China becomes the third country in the world after the US and Russia to master docking technology, paving the way for the country to fulfill plans to establish its own space station by 2020, around the time the International Space Station ends its lifecycle.
“The mastering of rendezvous and docking technologies will lay a key technical foundation for China’s building of space station and deep-space exploration,” said Zhou Jianping, chief designer of China’s Manned Space Programme.
The mission will also see German and Chinese scientists conduct life science experiments aboard Shenzou 8. It is the first time China has carried out an international cooperation in the field of space life science. Nine experiments will be carried out by China, six by Germany and two in collaboration.
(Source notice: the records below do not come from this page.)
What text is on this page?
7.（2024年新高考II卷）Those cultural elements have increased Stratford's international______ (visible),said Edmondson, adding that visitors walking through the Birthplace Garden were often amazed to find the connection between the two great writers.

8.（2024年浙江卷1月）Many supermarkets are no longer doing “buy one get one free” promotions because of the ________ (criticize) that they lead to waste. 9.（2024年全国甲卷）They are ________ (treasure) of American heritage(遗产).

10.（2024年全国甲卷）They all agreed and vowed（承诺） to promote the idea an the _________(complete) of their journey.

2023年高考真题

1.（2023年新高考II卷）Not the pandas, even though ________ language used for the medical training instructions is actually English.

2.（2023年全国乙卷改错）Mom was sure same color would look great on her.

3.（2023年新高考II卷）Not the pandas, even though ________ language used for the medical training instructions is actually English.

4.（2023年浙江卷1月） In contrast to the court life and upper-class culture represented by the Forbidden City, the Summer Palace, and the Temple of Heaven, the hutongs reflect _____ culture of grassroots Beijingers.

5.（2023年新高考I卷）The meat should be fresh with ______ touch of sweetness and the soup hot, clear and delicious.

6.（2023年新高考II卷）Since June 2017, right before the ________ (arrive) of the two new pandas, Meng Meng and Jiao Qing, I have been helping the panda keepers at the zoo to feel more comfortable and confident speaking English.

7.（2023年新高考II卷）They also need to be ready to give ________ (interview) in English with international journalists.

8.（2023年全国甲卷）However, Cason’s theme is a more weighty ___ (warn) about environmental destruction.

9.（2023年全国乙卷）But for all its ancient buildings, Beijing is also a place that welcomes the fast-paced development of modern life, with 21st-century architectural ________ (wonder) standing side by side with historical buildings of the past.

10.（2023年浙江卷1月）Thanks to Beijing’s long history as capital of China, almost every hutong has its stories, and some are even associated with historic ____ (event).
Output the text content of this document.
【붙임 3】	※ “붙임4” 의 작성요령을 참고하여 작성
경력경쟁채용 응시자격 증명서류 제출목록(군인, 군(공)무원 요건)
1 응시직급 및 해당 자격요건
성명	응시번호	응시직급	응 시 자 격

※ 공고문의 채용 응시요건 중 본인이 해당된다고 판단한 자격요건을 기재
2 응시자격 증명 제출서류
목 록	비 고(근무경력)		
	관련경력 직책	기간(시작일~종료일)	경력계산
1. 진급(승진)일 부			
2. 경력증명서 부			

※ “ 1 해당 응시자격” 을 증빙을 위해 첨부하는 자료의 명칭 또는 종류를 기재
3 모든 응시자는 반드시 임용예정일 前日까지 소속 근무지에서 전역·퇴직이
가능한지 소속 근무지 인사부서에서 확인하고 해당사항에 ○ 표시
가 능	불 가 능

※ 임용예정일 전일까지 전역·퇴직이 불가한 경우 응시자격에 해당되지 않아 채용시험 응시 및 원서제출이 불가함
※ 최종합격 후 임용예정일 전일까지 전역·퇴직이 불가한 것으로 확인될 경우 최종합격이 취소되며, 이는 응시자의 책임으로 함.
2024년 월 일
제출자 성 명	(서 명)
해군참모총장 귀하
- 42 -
Andreas Shutz, a spokesman for the German Aerospace Centre (DLR), described the collaboration as a significant development in international space cooperation.
“Space is one of the vehicles for bringing countries together after the cold war so this is very significant for us,” he said.
“The aim of these experiments is to use microgravity for biological and medical experiments,” he added.
The experiments will be carried out with the help of a Science in Microgravity Box (SIMBOX) carried by Shenzou 8.
The China Manned Space Programme and the German Aerospace Centre signed the original cooperation agreement in May 2008.
China plans to send two further spacecraft on docking missions with the Tiangong-1 next year. One of the Shenzhou-9 and Shenzhou-10 spacecraft will be manned and reports in the Chinese media say that female astronauts may be used.